En juin, la Bourgogne inaugurait sa Cité des Climats, répartie sur trois sites. À Beaune, huit grands vignerons de France et d’ailleurs étaient invités à témoigner de ce qu’ils doivent à la région. Souvenirs, enseignements et émotions
L’émotion, c’est de se retrouver le vendredi 16 juin au matin face à ces huit grands vignerons de partout, tandis qu’un paquet d’autres grands vignerons de Bourgogne sont assis dans la salle. Au basket, on dirait que c’est le All Star Game du vin. L’idée est de répondre à la question : « Pourquoi la Bourgogne est-elle le leadeur mondial de la viticulture de terroir ? ». Chacun y va aussi de son souvenir ou de son compliment. Et ce qui a marqué ces vignerons est souvent à rechercher dans leur jeunesse. Aldo Vaira, du Piémont, n’est pas fils de vigneron, mais il y avait beaucoup de bourgognes dans la cave de son père. Pareil pour Nigel Greening, de Felton Road en Nouvelle-Zélande, qui n’est pas issu du milieu viticole, mais a longtemps vécu à Londres à une époque où les grands bourgognes lui étaient accessibles. D’autres se sont formés à Beaune, comme Anselme Selosse qui a fait sa « viti » dans les années 1970, s’empressant ensuite de tout oublier pour aller chercher « la permanence dans ce qui change » ? Ou encore Jaume Gramona, de Gramona à Penedès, lui aussi formé en Bourgogne.
Ma Bourgogne
Tous rendent hommage à cette préscience des vins de Bourgogne qui a mis le terroir avant la marque où le goût. L’industrialisation du vin dans les Trente glorieuses est passée par là. Tous reviennent désormais à une identité de lieu, chacun cherchant à l’interpréter au mieux.

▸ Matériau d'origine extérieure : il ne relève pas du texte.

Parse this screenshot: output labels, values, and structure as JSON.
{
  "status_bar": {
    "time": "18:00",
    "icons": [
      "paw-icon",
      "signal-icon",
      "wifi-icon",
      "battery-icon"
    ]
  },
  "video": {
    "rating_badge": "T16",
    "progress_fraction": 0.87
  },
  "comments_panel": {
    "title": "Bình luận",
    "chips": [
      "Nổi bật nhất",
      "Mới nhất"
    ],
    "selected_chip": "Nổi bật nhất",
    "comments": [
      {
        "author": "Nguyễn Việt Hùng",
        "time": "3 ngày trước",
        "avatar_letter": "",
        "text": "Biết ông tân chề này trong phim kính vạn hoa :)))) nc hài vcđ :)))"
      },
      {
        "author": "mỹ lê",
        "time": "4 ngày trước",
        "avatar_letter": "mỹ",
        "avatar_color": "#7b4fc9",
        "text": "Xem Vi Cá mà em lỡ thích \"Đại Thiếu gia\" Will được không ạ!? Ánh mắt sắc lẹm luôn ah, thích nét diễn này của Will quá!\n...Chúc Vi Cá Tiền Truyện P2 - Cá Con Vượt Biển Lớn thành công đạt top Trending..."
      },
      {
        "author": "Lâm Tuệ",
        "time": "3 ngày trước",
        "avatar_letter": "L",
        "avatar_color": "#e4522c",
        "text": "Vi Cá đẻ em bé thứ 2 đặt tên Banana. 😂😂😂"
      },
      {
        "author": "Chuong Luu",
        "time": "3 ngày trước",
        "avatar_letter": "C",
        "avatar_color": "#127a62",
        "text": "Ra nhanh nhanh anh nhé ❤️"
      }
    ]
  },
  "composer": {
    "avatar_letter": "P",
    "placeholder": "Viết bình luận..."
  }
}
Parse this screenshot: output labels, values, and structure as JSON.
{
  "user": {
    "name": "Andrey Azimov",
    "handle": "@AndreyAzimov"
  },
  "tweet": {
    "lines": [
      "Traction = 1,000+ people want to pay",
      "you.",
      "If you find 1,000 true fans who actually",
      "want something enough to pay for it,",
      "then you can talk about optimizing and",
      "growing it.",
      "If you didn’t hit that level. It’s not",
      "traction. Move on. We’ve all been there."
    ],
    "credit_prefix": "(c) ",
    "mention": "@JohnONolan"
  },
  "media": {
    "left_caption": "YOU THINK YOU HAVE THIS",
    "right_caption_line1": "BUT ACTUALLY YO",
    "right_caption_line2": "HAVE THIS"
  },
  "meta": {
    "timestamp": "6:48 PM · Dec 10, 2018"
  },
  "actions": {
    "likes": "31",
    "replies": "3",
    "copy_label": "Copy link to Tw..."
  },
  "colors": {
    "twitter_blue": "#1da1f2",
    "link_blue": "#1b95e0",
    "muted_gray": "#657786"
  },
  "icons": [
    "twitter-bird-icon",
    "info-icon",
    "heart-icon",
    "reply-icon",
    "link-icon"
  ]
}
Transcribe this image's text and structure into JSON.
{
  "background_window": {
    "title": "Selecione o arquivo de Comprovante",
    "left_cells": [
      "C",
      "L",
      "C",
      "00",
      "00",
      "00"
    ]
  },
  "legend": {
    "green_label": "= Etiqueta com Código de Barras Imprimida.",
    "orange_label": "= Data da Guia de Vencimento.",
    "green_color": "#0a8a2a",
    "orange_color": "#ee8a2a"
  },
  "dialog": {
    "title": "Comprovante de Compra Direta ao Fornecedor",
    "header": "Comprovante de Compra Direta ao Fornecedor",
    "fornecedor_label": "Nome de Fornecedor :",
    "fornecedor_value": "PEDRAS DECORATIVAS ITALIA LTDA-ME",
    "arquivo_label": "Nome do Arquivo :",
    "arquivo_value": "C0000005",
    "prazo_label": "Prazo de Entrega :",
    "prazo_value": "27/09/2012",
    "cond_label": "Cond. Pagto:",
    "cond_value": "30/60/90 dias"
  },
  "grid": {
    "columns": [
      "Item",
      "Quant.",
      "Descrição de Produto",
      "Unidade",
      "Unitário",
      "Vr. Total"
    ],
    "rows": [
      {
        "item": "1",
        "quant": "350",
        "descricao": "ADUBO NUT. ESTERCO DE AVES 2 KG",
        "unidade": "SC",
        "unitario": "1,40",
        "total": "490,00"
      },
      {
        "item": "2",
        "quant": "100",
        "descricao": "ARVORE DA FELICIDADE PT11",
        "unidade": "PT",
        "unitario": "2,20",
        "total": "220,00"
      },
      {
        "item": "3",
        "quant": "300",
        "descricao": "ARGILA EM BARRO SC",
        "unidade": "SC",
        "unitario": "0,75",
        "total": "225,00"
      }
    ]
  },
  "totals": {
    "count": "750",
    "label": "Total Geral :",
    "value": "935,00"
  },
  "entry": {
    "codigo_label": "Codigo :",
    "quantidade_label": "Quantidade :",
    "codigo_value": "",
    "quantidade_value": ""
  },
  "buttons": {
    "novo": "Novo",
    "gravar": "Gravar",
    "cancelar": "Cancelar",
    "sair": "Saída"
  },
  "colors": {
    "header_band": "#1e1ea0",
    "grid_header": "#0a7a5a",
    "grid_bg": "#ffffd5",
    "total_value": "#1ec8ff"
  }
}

Marie-Thérèse Chapaz se désole que le Valais en Suisse ait perdu ses noms de lieu-dit : « Les noms de lieux font plus rêver que les noms de vignerons ». Jean-Michel Deiss considère « qu’un terroir est toujours plus fort que les vignes plantées ». Il s’est accommodé des AOC alsaciennes, qui n’exigent pas de proportion parmi les treize cépages reconnus et met tous ses cépages d’une même parcelle dans un vin, inspiré au départ par un édito de Michel Bettane qui considérait que 100 % d’un seul cépage était un concept totalitaire. Alain Moueix du château Fonroque à Saint-Émilion dit pour sa part que « la Bourgogne l’a sauvé » à une époque où Robert Parker faisait la pluie et le beau temps dans sa région. De la Bourgogne, il a gardé au début des années 2000 l’esprit parcellaire pour ses assemblages et un style élégant quand ses confrères bordelais cherchaient le muscle boisé. Enfin, Marcel Guigal déplore aussi que l’AOC côte-rôtie n’ait pas hiérarchisé ses terroirs, même s’il y est bien arrivé tout seul avec sa trilogie La-La-La qui sera bientôt une quadrilogie avec l’arrivée de La Rénarde.
Bref, on aurait aimé que les intervenants parlent plus longtemps. Certes, on pouvait prolonger l’expérience avec certains lors du cocktail qui suivit l’inauguration. Le très lyrique Jean-Michel Deiss fut celui qui rendit le plus hommage à Aubert de Villaine (domaine de la Romanée-Conti), qui a beaucoup fait pour la Bourgogne. Il a bien écouté son conseil : « Ne prends pas ta retraite, mets-toi juste en retrait ».